The following are among the new faculty members at the University. Others will be introduced periodically in this space.
Sergio Chayet, PhD., joins the Olin School of Business as assistant professor of operations and manufacturing management. Chayet previously served as assistant professor of operations management at the University of Chicago Graduate School of Business since 1999. He spent fall 2004 at Olin as a visiting professor. Chayet’s areas of expertise include stochastic modeling of production, service and inventory systems, operational design issues and problems at the interfaces of operations with marketing and other disciplines.
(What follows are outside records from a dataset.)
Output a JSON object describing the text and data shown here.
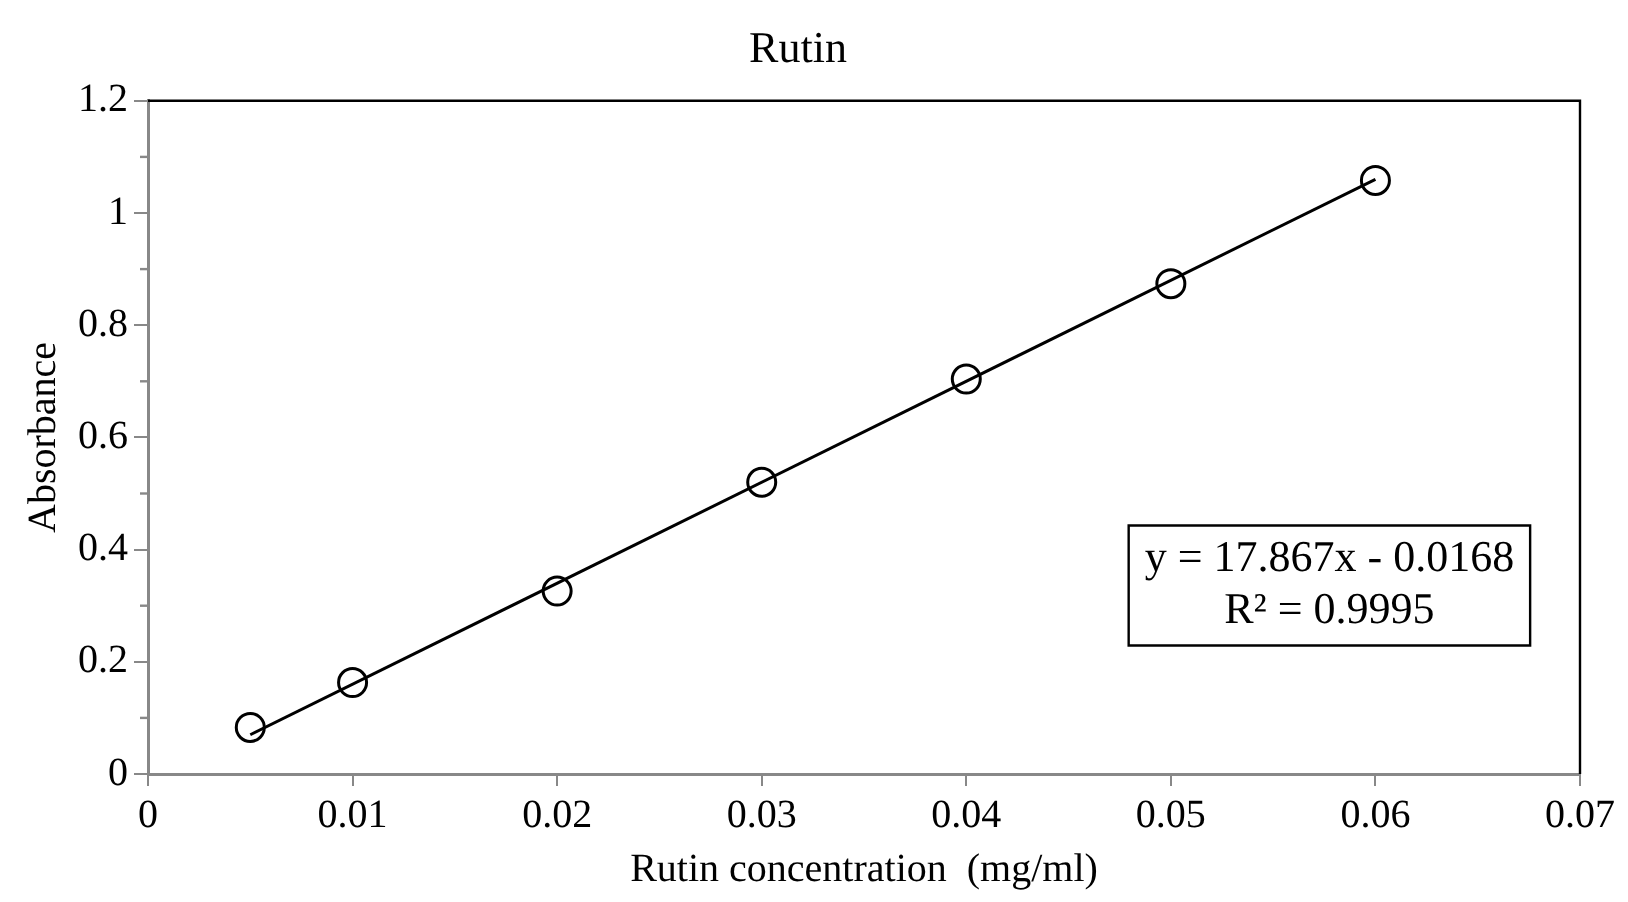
{
  "chart_data": {
    "type": "scatter",
    "title": "Rutin",
    "xlabel": "Rutin concentration  (mg/ml)",
    "ylabel": "Absorbance",
    "x": [
      0.005,
      0.01,
      0.02,
      0.03,
      0.04,
      0.05,
      0.06
    ],
    "series": [
      {
        "color": "#000000",
        "values": [
          0.083,
          0.163,
          0.326,
          0.52,
          0.704,
          0.874,
          1.058
        ]
      },
      {
        "type": "line",
        "marker": "none",
        "color": "#000000",
        "x": [
          0.005,
          0.06
        ],
        "values": [
          0.07,
          1.06
        ]
      }
    ],
    "marker": "circle",
    "line_style": "solid",
    "grid": false,
    "legend": false,
    "xlim": [
      0,
      0.07
    ],
    "xticks": [
      0,
      0.01,
      0.02,
      0.03,
      0.04,
      0.05,
      0.06,
      0.07
    ],
    "ylim": [
      0,
      1.2
    ],
    "yticks": [
      0,
      0.2,
      0.4,
      0.6,
      0.8,
      1,
      1.2
    ],
    "annotations": [
      "y = 17.867x - 0.0168\nR² = 0.9995"
    ]
  }
}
His research focuses on queuing competition and managing process quality in decentralized supply chains.
Daniel Elfenbein, Ph.D., joins the Olin School of Business as assistant professor of organization and strategy. Once he earned a Ph.D. from Harvard University in 2004, Elfenbein worked as a lecturer at the Haas School of Business, University of California, Berkeley. From 2000-01, he served as staff economist on the President’s Council of Economic Advisers, advising the Clinton Administration on industrial organization policy. Elfen-bein’s areas of expertise include business policy and strategy, organizational economics and technology management. His research centers on governance of complex transactions, markets for intellectual property, incentives in organizations and university-industry technology transfer.
Richard Frankel, Ph.D., comes to the Olin School of Business as associate professor of accounting. Frankel served as associate professor of accounting at Massachusetts Institute of Technology’s Sloan School prior to joining Olin in 2005. Frankel’s areas of expertise include investor relations and valuation. His research focuses on investor relations strategy, working capital management and investment strategies based on behavioral biases. He teaches financial accounting and financial statement analysis.
Armando Gomes, Ph.D., is a new associate professor of finance at the Olin School of Business. Gomes was assistant professor of finance at the University of Pennsylvania from 1997-2005. Gomes’ areas of expertise include corporate finance and microeconomic theory. His research focuses on corporate finance (empirical and theory), mergers and acquisitions, corporate governance and economic theory. Gomes has received several awards, including the First Prize, Geewax, Terker & Company Prize for Financial Research (2004) and the NASDAQ Educational Foundation Research Fellowship (2004).